October 03, 2013

Many CIOs talk about thought leadership, but Oliver Bussmann may be the most accessible IT thought leader on the planet.

Recently donning the global CIO mantle at UBS, Bussmann made a name for himself in his previous position at SAP. There, his exceptional use of social media earned him industry recognition as the No. 1 Most Social CIO, according to Forbes.com.

With active accounts on Twitter, Facebook, LinkedIn and Google+, Bussmann regularly contributes to community commentary. His personal home page links to various sites for his bio, profile, presentations and news feeds. He also launched the externally facing CIO's blog at SAP.

"Communication behavior is in the middle of a sea change," Bussmann asserts. "By engaging through social media ... it makes barriers to reaching anyone, including me, very low.

"As a CIO," he continues, "embracing social media helps everyone else in the enterprise become motivated to engage [using social media tools] externally and internally. And it helps ensure IT no longer operates as a black box, which is very important."

But focusing solely on Bussmann's communication prowess misses the larger picture, for he's as shrewd with the bottom line as he is with sociability.

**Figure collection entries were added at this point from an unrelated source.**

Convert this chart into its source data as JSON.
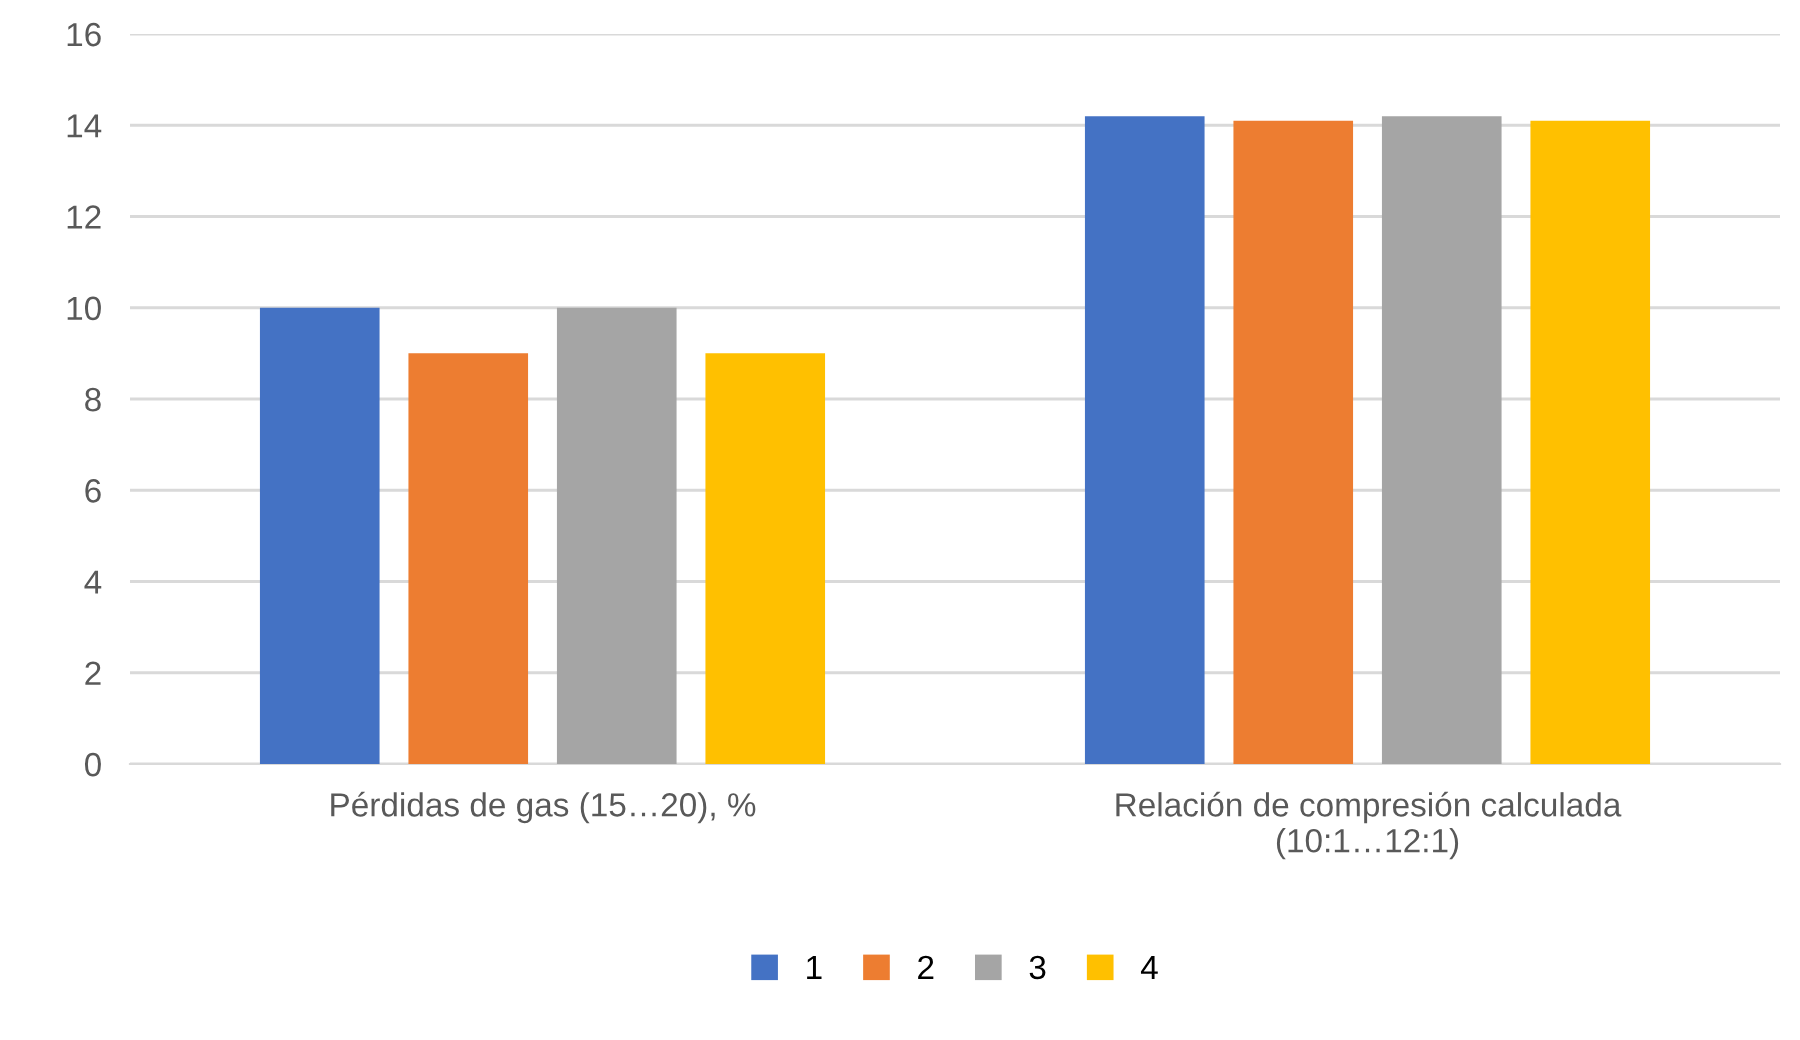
{
  "chart_data": {
    "type": "bar",
    "categories": [
      "Pérdidas de gas (15…20), %",
      "Relación de compresión calculada\n(10:1…12:1)"
    ],
    "series": [
      {
        "name": "1",
        "color": "#4472c4",
        "values": [
          10,
          14.2
        ]
      },
      {
        "name": "2",
        "color": "#ed7d31",
        "values": [
          9,
          14.1
        ]
      },
      {
        "name": "3",
        "color": "#a5a5a5",
        "values": [
          10,
          14.2
        ]
      },
      {
        "name": "4",
        "color": "#ffc000",
        "values": [
          9,
          14.1
        ]
      }
    ],
    "ylim": [
      0,
      16
    ],
    "yticks": [
      0,
      2,
      4,
      6,
      8,
      10,
      12,
      14,
      16
    ],
    "grid": "y",
    "legend": "bottom"
  }
}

Throughout his career at SAP and, before that, at Allianz and Deutsche Bank, Bussmann has always had his organizations operating efficiently -- frequently achieving double-digit cost-cutting goals.

He's also a master strategist. Where Bussmann once worked completely within the "IT as a cost center" paradigm, he now champions IT as a business enabler capable of driving revenues via innovation.

"A CIO can only be successful if there's a strong partnership and collaboration with the business," he says. Bussmann points to cloud computing as an example. "Cloud presents an opportunity for IT to drive innovation, but it also poses a threat because the business can partner with external sources and run applications itself," says Bussmann. "It's important for CIOs to embrace the cloud and IT's role as an integrator."

CIOs should determine how to put IT "in the driver's seat" as enterprises explore how best to utilize cloud technologies, Bussmann adds. "When IT is not in the driver's seat, its value is diminished," he says.

Valley Of Innovation

One way Bussmann ensures that his organization makes the best of innovation is by staying in contact with San Francisco Bay Area venture capitalists to monitor the latest technologies coming out of Silicon Valley.

"The challenge goes beyond understanding the megatrends and leveraging them for the business," says Bussmann. "It's also seeing how the megatrends are interconnected. Then finding the right combination, in partnership with the business, is absolutely critical for success."

In 2012, Bussmann, who was still at SAP, received a call to discuss a job at UBS, which wanted to transform its organization to be more innovative, collaborative and cost-effective. He joined UBS on June 1 of this year.

Aligning the UBS culture with his IT philosophy is a key focus for Bussmann. "Setting up a culture that brings innovation closer to the business is one of my priorities," he says.

However, as Bussmann points out, "innovation" and "disruptive technologies" can be very abstract concepts. "Therefore, in the working environment, it's important to establish hands-on ways for people to explore and learn about a given technology," he says.